With extreme weather patterns this past season driving up the use of natural gas, what role do buildings play in helping regulate energy demand? Fresh Energy sees the efficiency of our buildings as an essential piece in solving the clean energy puzzle.
Currently 40 percent of Minnesota’s energy output is consumed by our building sector— given our cold winters and hot summers, it’s not hard to see why. But to meet ambitious carbon reduction goals, our state needs better energy efficiency across our buildings and places of residence.
Retrofitting existing buildings and homes to maximize energy savings is a solid start. In 2013 and 2014—the very same years we saw the last polar vortex—our state’s Conservation Improvement Program achieved electric and natural gas savings equaling approximately 1.7 million tons of avoided CO2 emissions.

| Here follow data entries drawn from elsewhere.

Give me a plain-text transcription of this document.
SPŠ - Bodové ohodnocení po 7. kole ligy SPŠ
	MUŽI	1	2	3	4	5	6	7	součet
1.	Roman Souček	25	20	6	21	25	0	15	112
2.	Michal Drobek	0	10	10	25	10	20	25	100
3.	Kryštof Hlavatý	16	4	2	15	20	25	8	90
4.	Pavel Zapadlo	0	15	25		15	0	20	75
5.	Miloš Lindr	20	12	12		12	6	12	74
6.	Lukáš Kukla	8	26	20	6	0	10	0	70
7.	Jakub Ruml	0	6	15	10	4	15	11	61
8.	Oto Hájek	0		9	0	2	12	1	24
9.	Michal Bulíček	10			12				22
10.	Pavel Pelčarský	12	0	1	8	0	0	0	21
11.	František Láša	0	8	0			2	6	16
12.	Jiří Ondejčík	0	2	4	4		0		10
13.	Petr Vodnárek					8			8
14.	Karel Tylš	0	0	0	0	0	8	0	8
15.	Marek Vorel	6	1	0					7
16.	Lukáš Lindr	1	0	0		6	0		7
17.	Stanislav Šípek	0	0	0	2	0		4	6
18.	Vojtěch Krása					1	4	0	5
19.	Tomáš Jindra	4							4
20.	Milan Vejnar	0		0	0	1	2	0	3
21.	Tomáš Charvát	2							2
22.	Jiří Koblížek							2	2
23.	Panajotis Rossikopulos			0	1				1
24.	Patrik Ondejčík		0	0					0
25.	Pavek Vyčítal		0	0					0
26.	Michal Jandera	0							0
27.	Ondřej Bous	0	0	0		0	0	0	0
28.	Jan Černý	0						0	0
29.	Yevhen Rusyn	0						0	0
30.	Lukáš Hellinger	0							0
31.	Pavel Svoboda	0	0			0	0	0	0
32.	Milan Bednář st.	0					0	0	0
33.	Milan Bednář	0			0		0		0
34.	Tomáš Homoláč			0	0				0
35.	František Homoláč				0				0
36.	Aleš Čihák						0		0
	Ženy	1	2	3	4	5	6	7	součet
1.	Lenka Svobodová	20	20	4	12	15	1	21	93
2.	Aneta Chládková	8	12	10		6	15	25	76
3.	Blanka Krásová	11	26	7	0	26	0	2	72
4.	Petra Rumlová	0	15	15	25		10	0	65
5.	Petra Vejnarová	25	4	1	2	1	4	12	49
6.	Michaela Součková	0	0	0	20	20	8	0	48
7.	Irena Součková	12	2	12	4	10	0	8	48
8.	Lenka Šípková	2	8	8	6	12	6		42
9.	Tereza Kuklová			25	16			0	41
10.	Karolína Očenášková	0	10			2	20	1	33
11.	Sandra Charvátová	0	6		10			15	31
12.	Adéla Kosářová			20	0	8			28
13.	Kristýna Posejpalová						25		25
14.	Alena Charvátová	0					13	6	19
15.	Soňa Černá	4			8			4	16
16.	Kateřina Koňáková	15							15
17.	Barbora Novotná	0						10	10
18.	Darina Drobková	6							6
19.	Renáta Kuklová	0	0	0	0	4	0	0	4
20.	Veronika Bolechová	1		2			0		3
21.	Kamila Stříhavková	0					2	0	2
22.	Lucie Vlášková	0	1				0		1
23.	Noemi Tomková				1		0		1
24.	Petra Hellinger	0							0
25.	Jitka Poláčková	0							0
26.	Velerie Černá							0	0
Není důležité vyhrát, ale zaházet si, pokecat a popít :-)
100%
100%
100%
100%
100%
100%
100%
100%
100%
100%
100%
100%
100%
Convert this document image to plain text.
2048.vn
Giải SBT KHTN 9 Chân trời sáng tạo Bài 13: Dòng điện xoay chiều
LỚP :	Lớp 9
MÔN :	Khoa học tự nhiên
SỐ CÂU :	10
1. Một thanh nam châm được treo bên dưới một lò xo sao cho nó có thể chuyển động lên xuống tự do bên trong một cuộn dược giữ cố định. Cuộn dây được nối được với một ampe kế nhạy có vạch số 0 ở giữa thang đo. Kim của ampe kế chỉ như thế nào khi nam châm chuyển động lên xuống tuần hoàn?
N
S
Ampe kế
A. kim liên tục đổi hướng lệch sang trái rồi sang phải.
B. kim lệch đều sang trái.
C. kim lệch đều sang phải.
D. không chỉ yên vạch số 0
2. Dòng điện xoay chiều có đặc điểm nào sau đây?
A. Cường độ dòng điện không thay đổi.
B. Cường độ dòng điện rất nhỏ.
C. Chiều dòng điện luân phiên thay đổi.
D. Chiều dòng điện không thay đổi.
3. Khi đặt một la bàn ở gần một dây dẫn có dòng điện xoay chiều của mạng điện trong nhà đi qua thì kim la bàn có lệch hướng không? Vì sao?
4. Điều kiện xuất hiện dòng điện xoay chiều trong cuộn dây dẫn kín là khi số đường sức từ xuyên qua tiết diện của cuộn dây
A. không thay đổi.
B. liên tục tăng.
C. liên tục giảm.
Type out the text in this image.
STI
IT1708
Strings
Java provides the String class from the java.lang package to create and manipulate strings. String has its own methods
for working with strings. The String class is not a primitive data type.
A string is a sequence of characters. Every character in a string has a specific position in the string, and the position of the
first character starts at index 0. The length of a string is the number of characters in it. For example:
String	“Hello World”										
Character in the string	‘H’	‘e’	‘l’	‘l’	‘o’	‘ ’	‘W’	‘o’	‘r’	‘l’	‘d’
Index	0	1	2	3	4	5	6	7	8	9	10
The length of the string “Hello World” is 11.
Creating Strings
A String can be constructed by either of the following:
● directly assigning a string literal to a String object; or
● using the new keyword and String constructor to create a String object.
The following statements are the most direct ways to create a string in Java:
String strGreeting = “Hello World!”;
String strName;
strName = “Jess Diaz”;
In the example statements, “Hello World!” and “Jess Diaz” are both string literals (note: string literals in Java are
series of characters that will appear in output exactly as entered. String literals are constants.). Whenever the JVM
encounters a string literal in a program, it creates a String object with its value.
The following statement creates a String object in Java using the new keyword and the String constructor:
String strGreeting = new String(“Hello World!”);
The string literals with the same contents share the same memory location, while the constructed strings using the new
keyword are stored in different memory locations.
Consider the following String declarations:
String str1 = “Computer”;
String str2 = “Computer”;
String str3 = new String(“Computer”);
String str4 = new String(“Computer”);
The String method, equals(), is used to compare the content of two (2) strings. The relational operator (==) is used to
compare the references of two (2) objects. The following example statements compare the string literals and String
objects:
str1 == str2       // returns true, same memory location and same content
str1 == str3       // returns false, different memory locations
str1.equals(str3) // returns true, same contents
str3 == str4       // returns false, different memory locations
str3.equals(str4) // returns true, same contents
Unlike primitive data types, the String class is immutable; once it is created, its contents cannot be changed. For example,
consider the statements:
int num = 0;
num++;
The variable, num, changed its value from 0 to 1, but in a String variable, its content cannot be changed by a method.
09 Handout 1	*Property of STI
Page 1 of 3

Better yet, these massive savings occurred completely through energy efficiency improvements to existing buildings. And it’s cost-effective: a recent study on the economic impact of utility savings programs found that for every dollar invested, energy efficiency programs provide $4 to $4.30 in energy savings, environmental benefits, and new economic activity for Minnesota.
New buildings provide opportunities for much greater efficiency—which is particularly crucial during extreme weather. When a home or commercial building is developed with an efficient “envelope,” it greatly reduces energy needs. Super-efficient, net-zero buildings—such as the plans for Saint Paul’s Ford Site redevelopment—can put Minnesota on the map as a clean energy leader and create a model for others to emulate. Fresh Energy is working hard to make sure that new developments, particularly those with public funding, provide cutting-edge efficiency that sets the stage for being powered without natural gas and with small amounts of renewable electricity.
We are also working to ensure that Minnesota has a strong building energy code, which sets the minimum efficiency required in any new home or commercial building.
The technology for energy-efficient and cost-effective construction is here and it’s time to deploy it at scale. Considering the huge expense of adding a new power plant to the grid or increasing natural gas capacity infrastructure, forward-thinking building codes and retrofit programs are a much more effective way to increase reliability of our existing utility systems.
Ultra-efficient homes and buildings are possible. Fresh Energy will be working this year to advocate for updates to the building code and to ensure energy efficiency programs work for all Minnesotans.